Le Città Creative UNESCO a Parma: sette realtà a confronto


PARMA 5 GIUGNO 2017 Bélem (Brasile), Bergen (Norvegia), Chengdu (Cina), Dénia (Spagna), Gaziantep (Turchia), Östersund (Svezia), Tucson (Arizona): sette Città Creative della Gastronomia UNESCO si sono date appuntamento a Parma, cuore della Food Valley in occasione della seconda edizione del Gola Gola Food and People Festival che si è conclusa ieri. Per condividere in un week endsapori e saperi e offrire ai visitatori un viaggio esperienziale alla scoperta delle loro culture enogastronomiche e non solo.
 
Il concept dell’edizione 2017 del Festival è “Confronti”, perché il confronto è ciò che restituisce l’identità. Le sette città erano presenti nell’area “Tipico” in via Cavour con i loro stand istituzionali e, per la prima volta, i loro chef sono stati chiamati al confronto attraverso il linguaggio del cibo, durante gli show cooking di Casa Smeg in Piazza Garibaldi .
Parma, che dopo essere stata dichiarata Città Creativa UNESCO per la Gastronomia ha dato vita, lo scorso 25 maggio, alla Fondazione “Parma UNESCO Creative City of Gastronomy”, diventa così promotrice e coordinatrice di un’iniziativa che rappresenta la prima grande occasione per attivare una piattaforma di riflessione internazionale sul ruolo della creatività come leva per lo sviluppo sostenibile, ma anche come fucina di azione e innovazione. Partendo dagli chef, primi ambasciatori delle città, che metteranno a disposizione e a confronto competenze, risorse, buone pratiche ed esperienze connesse alla gastronomia.
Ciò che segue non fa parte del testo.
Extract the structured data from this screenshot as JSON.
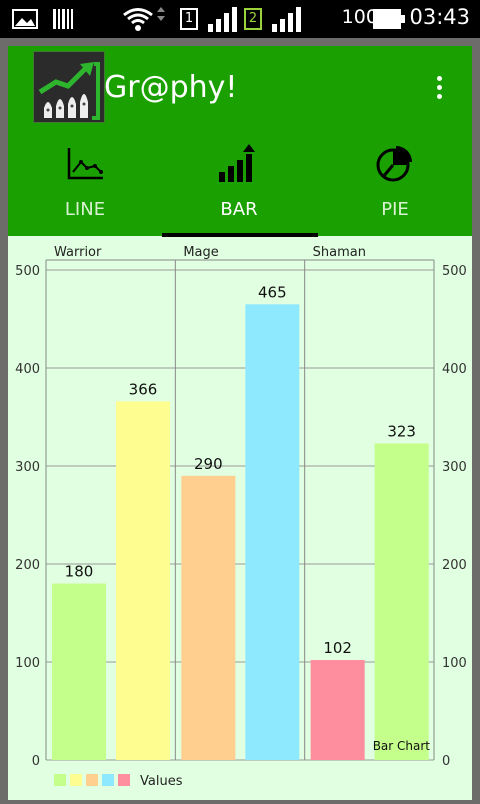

Non solo partecipazione, condivisione, confronto, ma anche formazione: da gennaio a giugno 2017 gli studenti delle scuole parmensi partner di Gola Gola Food and People Festival hanno partecipato a un progetto di alternanza scuola-lavoro che aveva l’obiettivo di promuovere la conoscenza del mondo UNESCO e fornire un orientamento professionale, e parteciperanno attivamente al Festival diventando Giovani Ambasciatori UNESCO. Durante il weekend sarà possibile ammirare anche le visual art da loro create insieme all’associazione Parma Illustrata, per raccontare cosa sono le “città del cibo” (presso lo stand UNESCO nell’area Tipico in via Cavour).